Bu noktada insanların fal baktırmak için uzak yerlerden ta buraya gelip, çıkıp çıkmayacağı belli olmayan bir kehanet için masrafa girmesini anlamsız bulabilirsiniz. Ve genellikle de kehanet sorunların çoğunun şehir kralları, ordu komutanları veya bulunduğu yerlerde önemli bir konumu olan kişiler olduğunu öğrenince şaşırabilirsiniz.

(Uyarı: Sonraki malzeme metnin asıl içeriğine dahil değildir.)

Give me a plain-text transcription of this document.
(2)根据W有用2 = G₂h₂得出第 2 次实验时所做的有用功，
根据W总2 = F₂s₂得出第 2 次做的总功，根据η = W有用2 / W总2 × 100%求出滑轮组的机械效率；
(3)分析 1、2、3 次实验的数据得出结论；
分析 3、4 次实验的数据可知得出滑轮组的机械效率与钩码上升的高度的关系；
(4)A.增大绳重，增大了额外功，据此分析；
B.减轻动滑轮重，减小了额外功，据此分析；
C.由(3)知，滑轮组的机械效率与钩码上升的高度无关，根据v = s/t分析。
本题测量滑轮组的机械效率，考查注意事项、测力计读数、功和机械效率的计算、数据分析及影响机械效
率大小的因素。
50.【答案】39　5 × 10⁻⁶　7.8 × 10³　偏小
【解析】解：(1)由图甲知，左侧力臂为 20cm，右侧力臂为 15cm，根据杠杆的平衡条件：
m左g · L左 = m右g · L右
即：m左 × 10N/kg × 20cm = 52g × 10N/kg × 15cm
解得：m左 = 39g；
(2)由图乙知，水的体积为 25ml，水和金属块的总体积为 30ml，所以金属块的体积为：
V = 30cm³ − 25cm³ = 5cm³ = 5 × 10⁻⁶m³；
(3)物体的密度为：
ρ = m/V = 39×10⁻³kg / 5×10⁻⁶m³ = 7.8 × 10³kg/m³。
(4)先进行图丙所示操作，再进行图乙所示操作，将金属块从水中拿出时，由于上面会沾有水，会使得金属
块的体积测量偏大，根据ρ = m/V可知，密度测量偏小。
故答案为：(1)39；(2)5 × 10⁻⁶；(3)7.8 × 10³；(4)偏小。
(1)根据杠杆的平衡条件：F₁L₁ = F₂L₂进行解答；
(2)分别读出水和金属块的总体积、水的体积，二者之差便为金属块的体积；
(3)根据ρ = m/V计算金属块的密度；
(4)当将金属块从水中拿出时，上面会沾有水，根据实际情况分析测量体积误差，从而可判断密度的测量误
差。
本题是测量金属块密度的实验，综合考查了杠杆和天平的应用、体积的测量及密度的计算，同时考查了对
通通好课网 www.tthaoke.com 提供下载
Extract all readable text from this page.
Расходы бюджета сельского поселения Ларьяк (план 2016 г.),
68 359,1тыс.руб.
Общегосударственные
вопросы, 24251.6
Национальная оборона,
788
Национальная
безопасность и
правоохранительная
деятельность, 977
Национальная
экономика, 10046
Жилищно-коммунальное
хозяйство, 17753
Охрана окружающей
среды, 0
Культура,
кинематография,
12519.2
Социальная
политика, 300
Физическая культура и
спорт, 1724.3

Fakat meselenin başka bir yönü bulunmaktadır.  Eski Yunan Medeniyetinde tapınaklar hem bir okul, hem bir yetim-yoksul doyurma yeri, hem bir resmi tören alanı idi. Filozof ve düşünürlerin mekanıydı. Dolayısıyla buraya kehanet sormaya gelen bir kral, ticaret, sanat, ekonomi, halkın sosyal durumu, civar ülkelerde gelişen trendler hakkında bilgi sahibi olan ve neredeyse tüm zamanını düşünmeye ayırmış bilge kişilerin meclisinden akıl alıyordu.

Dolayısıyla Apollon Tapınağı gibi yerler günümüz Amerikasında bulunan düşünce kuruluşları, strateji merkezleri (Pentegon gibi) ve araştırma şirketleri gibi rol üstlenmekte ve devlet yöneticileri ihtiyaç duydukça buralara gelir fikir alırlardı.

Gerçi tapınaktan verilen cevaplar “kehanet” formatında ve ucu açık şekilde olmaktaydı. Mesela Lidya Kralı Kroisos Delfi’deki Apollon tapınağına Perslerle savaşırsa durumun ne olacağını sorunca “Büyük bir devlet yıkılacak” şeklinde cevap almıştır.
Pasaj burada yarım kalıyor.